A client with hepatitis B (HBV) develops cirrhosis and is hospitalized. One potential sequela of chronic liver disease is fluid and electrolyte imbalance. The nurse determines that this may be attributed to a decrease in serum albumin level. Which condition results from this imbalance? 1. Hemorrhage with subsequent anemia 2. Diminished resistance to bacterial insult 3. Malnutrition of cells, especially hepatic cells 4. Reduction of colloidal osmotic pressure in the blood
4 Albumin is an essential component of the bloodstream that helps maintain both osmotic pressure and fluid and electrolytes. This is not a cause of hemorrhage. Blood components such as platelets, thrombin, and erythrocytes are involved in the prevention of hemorrhage or anemia. Diminished resistance to bacterial insult is not involved directly with immunity and resistance. Blood components, such as T and B lymphocytes, are involved in this process; the liver synthesizes specific proteins intrinsic to the function of antibodies. The serum albumin level is not related to nutrition of cells.

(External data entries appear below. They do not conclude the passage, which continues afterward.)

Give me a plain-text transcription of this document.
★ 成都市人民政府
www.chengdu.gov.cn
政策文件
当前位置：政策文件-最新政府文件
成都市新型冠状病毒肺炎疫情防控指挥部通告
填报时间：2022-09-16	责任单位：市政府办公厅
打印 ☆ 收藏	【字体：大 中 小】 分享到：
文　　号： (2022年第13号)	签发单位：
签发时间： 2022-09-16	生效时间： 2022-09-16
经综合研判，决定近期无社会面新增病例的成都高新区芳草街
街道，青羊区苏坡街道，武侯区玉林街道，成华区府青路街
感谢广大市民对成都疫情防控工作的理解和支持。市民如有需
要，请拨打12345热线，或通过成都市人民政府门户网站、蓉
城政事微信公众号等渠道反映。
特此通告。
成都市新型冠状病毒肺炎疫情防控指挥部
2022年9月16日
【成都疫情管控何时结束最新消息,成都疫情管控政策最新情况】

A client is admitted to the hospital for acute pancreatitis. The nurse obtains the client's vital signs, performs a physical assessment, and reviews the client's health history. Which intervention is the priority? 1. Reduce environmental stimuli 2. Continue to monitor the vital signs 3. Initiate constant observation 4. Assess for alcohol withdrawal symptoms
4 Further assessment is indicated. Alcohol is a central nervous system depressant that will result in rebound agitation with increased temperature, pulse, respiratory rate, and blood pressure in the presence of acute abstinence. Additional signs/symptoms include tremulousness, agitation, lack of appetite, nausea, vomiting, insomnia, impaired cognition, and mild perceptual changes. Psychotic symptoms (i.e., hallucinations) may begin in 8 to 10 hours, and there are risks of unconsciousness, seizures, and delirium. The health care provider should be notified of the client's status. Reducing environmental stimuli is necessary because the client is in a neurologically irritable and hypermetabolic state. Initiating constant observation and monitoring vital signs are required because alcohol withdrawal can develop into a medical emergency.